L'Explication Prémisse
Cet article explique comment on calcule les heures supplémentaires quand l'organisation du temps de travail est annualisée ou aménagée sur une période plus longue qu’une semaine. Les heures effectuées ne sont pas forcément payées semaine par semaine : on fait le bilan à la fin de la période de référence. La durée maximale de cette période dépend de l’accord qui la met en place (jusqu’à 3 ans par accord collectif, jusqu’à 9 semaines par décision unilatérale de l’employeur). Si la période est annuelle, le seuil d’heures supplémentaires est fixé à 1 607 heures par an ; pour toute autre durée on compare la moyenne hebdomadaire effective à 35 heures sur la période : les heures au-delà constituent des heures supplémentaires.
Exemple (période de référence de 9 semaines décidée unilatéralement par l’employeur) : un salarié a les horaires suivants sur 9 semaines : 40, 38, 36, 35, 30, 45, 37, 35, 34 heures.
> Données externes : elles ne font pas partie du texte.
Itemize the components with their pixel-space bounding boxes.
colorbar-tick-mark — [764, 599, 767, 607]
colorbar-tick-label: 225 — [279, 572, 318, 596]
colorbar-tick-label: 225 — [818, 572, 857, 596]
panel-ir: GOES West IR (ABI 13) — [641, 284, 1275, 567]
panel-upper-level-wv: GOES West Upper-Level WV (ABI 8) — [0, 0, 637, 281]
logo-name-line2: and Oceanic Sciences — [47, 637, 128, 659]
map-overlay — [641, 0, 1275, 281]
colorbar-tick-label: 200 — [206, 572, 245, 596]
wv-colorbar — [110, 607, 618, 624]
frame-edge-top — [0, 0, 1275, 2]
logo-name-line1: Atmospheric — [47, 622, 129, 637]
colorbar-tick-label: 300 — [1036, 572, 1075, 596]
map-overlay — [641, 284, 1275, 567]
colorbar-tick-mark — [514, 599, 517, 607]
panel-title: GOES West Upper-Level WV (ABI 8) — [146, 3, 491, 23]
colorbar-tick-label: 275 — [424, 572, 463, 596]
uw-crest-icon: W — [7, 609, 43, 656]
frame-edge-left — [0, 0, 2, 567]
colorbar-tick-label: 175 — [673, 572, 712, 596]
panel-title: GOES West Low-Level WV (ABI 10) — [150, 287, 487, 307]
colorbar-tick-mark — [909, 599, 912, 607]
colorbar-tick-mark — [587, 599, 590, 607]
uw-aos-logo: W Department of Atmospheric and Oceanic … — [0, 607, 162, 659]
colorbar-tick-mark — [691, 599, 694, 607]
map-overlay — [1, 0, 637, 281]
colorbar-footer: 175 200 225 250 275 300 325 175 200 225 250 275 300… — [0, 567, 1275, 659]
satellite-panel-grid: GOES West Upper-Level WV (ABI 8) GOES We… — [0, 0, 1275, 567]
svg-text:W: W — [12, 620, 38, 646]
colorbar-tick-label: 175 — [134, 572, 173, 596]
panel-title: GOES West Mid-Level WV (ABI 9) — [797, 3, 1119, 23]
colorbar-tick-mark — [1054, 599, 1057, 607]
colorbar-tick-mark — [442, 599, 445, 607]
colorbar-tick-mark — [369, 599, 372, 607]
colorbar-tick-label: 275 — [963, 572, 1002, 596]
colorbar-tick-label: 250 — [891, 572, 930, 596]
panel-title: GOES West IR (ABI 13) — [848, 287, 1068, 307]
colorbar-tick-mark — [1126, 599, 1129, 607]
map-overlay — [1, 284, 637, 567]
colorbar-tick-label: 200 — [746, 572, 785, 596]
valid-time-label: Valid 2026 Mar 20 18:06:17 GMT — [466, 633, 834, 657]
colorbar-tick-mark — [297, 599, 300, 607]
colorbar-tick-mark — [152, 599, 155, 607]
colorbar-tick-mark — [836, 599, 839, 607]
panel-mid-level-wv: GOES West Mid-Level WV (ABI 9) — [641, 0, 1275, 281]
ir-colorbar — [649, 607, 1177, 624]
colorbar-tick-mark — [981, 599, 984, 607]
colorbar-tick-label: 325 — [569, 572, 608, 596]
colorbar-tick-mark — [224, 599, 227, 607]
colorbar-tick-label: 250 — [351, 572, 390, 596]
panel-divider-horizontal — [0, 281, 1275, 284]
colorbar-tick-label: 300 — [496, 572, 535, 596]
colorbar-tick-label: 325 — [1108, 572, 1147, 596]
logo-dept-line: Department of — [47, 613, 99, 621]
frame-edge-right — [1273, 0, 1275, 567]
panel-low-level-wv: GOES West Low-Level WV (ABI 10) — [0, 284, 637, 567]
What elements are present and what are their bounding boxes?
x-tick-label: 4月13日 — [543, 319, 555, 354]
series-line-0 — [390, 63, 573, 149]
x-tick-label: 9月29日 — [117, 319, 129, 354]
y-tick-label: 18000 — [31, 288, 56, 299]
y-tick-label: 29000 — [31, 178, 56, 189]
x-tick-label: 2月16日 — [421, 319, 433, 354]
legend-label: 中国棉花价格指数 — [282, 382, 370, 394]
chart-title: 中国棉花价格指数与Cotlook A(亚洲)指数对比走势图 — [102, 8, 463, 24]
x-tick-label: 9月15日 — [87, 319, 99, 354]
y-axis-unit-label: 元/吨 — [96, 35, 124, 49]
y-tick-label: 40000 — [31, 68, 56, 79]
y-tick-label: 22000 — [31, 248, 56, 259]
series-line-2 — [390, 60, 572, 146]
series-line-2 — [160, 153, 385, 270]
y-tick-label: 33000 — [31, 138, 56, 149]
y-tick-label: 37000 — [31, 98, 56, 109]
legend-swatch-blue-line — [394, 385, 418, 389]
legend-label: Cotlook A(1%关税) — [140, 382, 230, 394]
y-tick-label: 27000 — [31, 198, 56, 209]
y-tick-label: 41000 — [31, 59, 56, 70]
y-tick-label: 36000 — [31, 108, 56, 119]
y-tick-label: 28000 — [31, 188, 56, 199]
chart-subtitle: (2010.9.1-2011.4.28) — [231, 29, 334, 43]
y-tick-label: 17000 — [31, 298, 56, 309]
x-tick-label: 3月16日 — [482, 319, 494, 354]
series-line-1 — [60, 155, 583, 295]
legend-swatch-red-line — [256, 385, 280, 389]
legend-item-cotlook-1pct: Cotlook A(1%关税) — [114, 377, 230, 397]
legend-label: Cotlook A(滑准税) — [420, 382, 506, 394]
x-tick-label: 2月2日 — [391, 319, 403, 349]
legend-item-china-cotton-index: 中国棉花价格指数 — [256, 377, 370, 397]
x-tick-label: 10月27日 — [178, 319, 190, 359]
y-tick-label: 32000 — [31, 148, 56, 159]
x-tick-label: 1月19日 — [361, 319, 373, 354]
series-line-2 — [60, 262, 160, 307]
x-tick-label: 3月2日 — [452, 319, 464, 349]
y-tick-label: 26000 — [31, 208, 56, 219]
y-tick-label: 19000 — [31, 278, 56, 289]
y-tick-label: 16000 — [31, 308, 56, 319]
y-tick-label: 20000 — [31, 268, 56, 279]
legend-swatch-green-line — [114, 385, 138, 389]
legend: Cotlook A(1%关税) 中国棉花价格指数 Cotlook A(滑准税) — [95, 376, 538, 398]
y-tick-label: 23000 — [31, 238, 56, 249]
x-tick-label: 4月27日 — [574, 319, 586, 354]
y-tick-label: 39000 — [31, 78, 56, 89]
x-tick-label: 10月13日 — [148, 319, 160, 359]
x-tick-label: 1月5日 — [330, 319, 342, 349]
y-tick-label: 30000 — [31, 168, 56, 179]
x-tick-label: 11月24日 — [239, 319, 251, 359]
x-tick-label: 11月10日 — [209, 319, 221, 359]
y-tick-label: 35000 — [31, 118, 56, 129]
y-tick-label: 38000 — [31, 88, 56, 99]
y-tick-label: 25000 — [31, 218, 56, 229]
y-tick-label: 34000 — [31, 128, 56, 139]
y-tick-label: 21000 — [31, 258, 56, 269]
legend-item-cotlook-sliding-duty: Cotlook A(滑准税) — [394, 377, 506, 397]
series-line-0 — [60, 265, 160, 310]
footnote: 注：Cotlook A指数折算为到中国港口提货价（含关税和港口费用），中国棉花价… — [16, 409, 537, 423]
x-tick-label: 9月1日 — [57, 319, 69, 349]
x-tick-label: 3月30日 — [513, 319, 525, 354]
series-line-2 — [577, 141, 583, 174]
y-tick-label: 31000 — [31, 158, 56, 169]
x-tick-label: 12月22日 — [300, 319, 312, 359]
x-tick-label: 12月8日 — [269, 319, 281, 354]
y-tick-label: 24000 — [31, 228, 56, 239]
Total sur la période = 330 heures. Seuil = 35 heures × 9 semaines = 315 heures. Heures supplémentaires sur la période = 330 − 315 = 15 heures. Ces 15 heures doivent être comptabilisées comme heures supplémentaires et donner lieu, selon les règles de l’entreprise et du droit applicable, à majoration ou contreparties, au moment du décompte à l’issue des 9 semaines.
- Les heures supplémentaires sont décomptées à l’issue de la période de référence (et non forcément chaque semaine).
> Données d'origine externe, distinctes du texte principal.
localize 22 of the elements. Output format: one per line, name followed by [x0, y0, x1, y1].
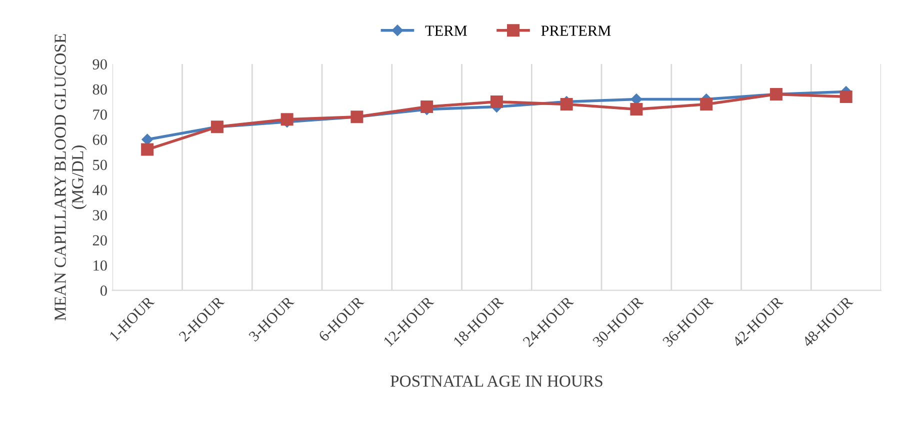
y-tick-label: 40 — [92, 184, 107, 196]
x-axis-title: POSTNATAL AGE IN HOURS — [390, 376, 602, 387]
point — [700, 98, 713, 111]
y-tick-label: 50 — [93, 160, 107, 170]
y-tick-label: 10 — [94, 260, 107, 271]
y-tick-label: 30 — [92, 210, 107, 220]
y-tick-label: 80 — [92, 84, 107, 95]
legend-label: TERM — [425, 26, 467, 36]
y-tick-label: 90 — [92, 59, 107, 70]
legend-label: PRETERM — [541, 26, 611, 36]
point — [490, 96, 503, 108]
y-tick-label: 0 — [100, 286, 107, 296]
point — [141, 143, 154, 156]
point — [630, 103, 643, 116]
y-tick-label: 20 — [92, 235, 107, 246]
point — [840, 90, 852, 103]
point — [560, 98, 573, 111]
point — [280, 113, 294, 126]
y-axis-title: MEAN CAPILLARY BLOOD GLUCOSE (MG/DL) — [54, 34, 87, 321]
y-tick-label: 60 — [92, 134, 107, 145]
y-tick-label: 70 — [93, 109, 107, 120]
point — [420, 100, 434, 114]
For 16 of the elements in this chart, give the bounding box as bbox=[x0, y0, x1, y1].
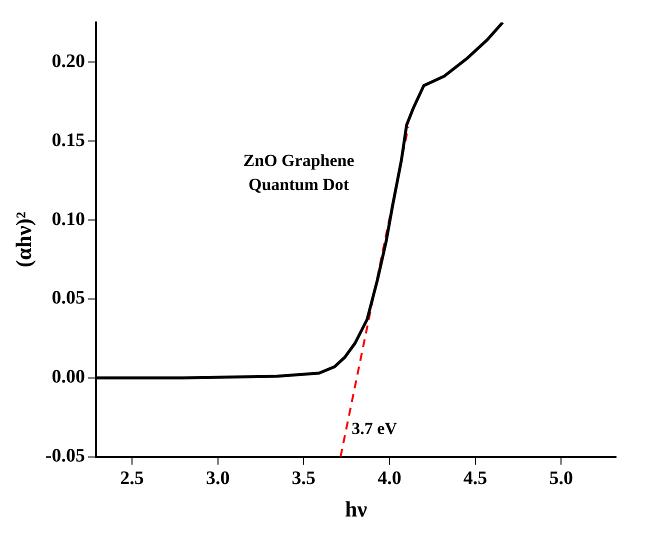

- La période de référence doit être supérieure à la semaine pour appliquer ce dispositif.
- Maximum de la période : 3 ans si elle résulte d’un accord collectif ; 9 semaines si elle résulte d’une décision unilatérale de l’employeur.
- Si la période est annuelle, le seuil d’heures supplémentaires est 1 607 heures par an.
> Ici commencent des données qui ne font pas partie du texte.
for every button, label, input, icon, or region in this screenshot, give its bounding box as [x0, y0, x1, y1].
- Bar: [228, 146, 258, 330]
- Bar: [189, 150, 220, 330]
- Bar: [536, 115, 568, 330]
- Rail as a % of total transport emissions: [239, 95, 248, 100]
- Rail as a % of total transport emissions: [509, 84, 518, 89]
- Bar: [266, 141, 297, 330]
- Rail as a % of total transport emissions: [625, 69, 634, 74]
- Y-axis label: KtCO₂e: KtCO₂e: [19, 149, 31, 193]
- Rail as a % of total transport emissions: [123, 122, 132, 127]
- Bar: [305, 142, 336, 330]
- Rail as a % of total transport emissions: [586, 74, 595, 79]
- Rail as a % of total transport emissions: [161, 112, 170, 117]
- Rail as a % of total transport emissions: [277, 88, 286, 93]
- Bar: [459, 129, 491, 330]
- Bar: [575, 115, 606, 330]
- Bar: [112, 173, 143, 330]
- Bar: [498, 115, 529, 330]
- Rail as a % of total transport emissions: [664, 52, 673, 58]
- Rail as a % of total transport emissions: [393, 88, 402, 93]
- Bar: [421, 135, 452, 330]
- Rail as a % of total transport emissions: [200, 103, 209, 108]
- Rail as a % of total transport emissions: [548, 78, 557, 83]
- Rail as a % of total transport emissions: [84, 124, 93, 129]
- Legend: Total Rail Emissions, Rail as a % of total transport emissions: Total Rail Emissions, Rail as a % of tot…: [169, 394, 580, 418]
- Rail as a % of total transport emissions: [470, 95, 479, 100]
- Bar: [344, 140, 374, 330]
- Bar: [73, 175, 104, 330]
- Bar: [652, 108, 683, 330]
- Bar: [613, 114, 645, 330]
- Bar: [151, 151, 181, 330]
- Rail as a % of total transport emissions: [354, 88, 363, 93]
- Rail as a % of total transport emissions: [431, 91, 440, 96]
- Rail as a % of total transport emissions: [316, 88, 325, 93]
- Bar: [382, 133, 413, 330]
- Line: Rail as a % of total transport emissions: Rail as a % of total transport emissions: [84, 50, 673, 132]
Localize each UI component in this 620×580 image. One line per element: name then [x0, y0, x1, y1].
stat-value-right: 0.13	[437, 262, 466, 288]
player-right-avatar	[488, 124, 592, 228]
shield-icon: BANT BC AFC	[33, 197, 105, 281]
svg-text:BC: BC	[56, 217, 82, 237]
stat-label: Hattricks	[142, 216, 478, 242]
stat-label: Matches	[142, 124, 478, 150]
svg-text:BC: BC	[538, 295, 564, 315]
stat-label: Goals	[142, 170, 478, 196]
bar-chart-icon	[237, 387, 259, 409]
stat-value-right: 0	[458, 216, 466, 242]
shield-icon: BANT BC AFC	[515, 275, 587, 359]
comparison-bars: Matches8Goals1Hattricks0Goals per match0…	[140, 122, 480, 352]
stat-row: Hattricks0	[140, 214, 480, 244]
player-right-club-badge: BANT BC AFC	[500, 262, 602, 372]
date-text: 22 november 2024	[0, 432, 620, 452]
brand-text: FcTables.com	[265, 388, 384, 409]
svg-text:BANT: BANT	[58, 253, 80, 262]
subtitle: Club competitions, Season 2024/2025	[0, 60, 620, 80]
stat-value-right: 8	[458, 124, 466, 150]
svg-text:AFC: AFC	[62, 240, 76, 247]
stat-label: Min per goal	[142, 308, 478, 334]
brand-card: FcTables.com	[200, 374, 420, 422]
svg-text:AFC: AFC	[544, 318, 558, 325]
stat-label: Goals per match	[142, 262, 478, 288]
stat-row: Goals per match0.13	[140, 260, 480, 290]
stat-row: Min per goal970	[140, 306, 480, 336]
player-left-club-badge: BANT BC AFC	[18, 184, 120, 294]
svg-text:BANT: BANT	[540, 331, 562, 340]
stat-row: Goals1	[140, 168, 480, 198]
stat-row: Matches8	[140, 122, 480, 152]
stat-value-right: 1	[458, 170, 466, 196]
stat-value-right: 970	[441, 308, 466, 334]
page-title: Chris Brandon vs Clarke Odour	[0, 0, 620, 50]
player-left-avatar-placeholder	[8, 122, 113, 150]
- Si la période est différente d’un an, on calcule une durée hebdomadaire moyenne sur la période : au-delà de 35 heures en moyenne, les heures sont des heures supplémentaires.
- Pendant la période, le salarié peut temporairement dépasser 35 h/semaine sans être immédiatement payé en heures sup ; le solde est régularisé à la fin de la période.
- La mise en place doit respecter les conditions légales (accord collectif ou décision écrite de l’employeur selon le cas) et les éventuelles règles conventionnelles qui peuvent prévoir des compensations spécifiques.